Il giorno in cui avvenne il primo incontro tra me e i bambini del parco Merola di Ponticelli lo ricordo bene. Era un soleggiato pomeriggio primaverile, la scuola era quasi finita e un gruppo di ragazzini stava giocando a calcio in uno dei decrepiti androni che si susseguono tra quei grigi palazzoni.
Mi avvicinai in punta di piedi, quasi certa che non sarei riuscita a distogliere per molto tempo la loro attenzione dal pallone. Iniziammo a parlare del più e del meno, poi, osai rivolgergli la fatidica domanda: “conoscete Carmelo Imbriani?” uno di loro, sgranò gli occhi e con voce entusiasta replicò: “Si, giocava nel Napoli!”
Allora, il pallone fu stoppato e tutti si riunirono intorno a me.

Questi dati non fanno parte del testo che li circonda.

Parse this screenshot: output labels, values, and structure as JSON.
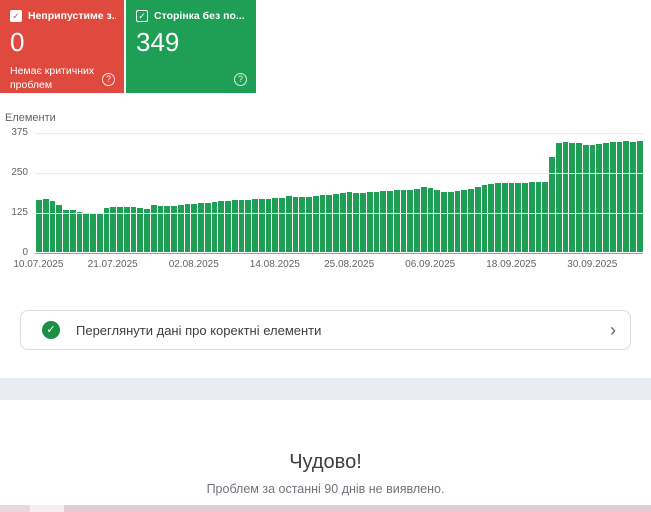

In quel momento capì che stavo giocando “la mia opportunità”, quello era il mio calcio di rigore e dovevo assolutamente fare gol. Dopo aver ascoltato la storia di Carmelo, quei bambini vollero scrivere una lettera a suo fratello Gianpaolo e tra le tante cose lo invitarono lì, una volta di ritorno dal suo viaggio intorno al mondo.
Poi, quei bambini, mi presero per mano e mi portarono al centro del parco, lì dove giace la fatiscente carcassa del loro campo di calcio: “ti sembra giusto che dobbiamo giocare su un campo così?” no, non lo era e non lo sarà mai. Nessun bambino dovrebbe dribblare chiodi arrugginiti e rischiare di sfaldarsi il cranio cadendo su una pedana di cemento.
Allora, decisi di accendere i riflettori su quelle “piccole voci” affinché il loro diritto all’infanzia trovasse legittima rivendicazione. E così è stato. Nelle ore successive alla pubblicazione di quell’articolo che raccontava il degrado di quel contesto, il Comune di Napoli divulgò il suo verdetto: i bambini del parco Merola di Ponticelli avranno un campo di calcio degno di questa definizione.
Da quel giorno, io e quei bambini, abbiamo iniziato a scrivere una delle storie più belle sorte nel segno di un modello sportivo.
“Non importa se vinci o se perdi, se giochi nel rispetto delle regole e dell’avversario puoi sempre uscire dal campo a testa alta”: questo il messaggio che la storia di Carmelo ha consegnato a quei bambini e che gli ho visto applicare tutte le volte che giocavano a calcio.
Gianpaolo Imbriani ha accolto il loro invito, ci è venuto davvero nel parco Merola e ha portato con sé quello stesso striscione intorno al quale si sono raggruppati i bambini del Sudamerica e di molte altre città del mondo.
Gianpaolo ha lasciato in dono ai bambini “i colori di Imbriani”, raccolti in un porta pastelli sul quale è raffigurata l’effigie di Carmelo, affinché potessero tingere i loro disegni con i colori della magia. È nato così il desiderio condiviso di intitolare quel campo di calcio proprio a lui. Già, quel campo di calcio doveva essere il primo intitolato a Carmelo Imbriani.
Tra me, quei bambini, la promessa e il sogno di Imbriani non mollare e l’effettiva possibilità di convertire quell’entusiasmante unione di intenti in un progetto sociale è franata la violenza. Su quello stesso campo di calcio che ha accolto delle emozioni così autentiche, ho subito un’aggressione. Una ragazza mi ha picchiata, mentre i bambini, sconvolti ed attoniti, assistevano terrorizzati a quelle scene di violenza. Un mese dopo, anche i suoi genitori, per rimarcare il messaggio, mi hanno nuovamente aggredita.
Perché?
Il tempo saprà consegnarci la risposta più sensata, ammesso che possa essercene una in grado di legittimare un’onda di violenza che ha arrestato un percorso d’amore.
Cosa resta nel parco Merola della storia di Carmelo?
Un messaggio più forte della violenza, perché è stato capace perfino di sopraffare la morte e pertanto incrollabile.
“Imbriani non mollare” è e continuerà ad essere un monito perentorio che vuole trasformare la storia di una promessa e di un sogno in una delle favole più belle scritte da un eroe moderno.
No, non mollo: lo devo anche e soprattutto a Carmelo.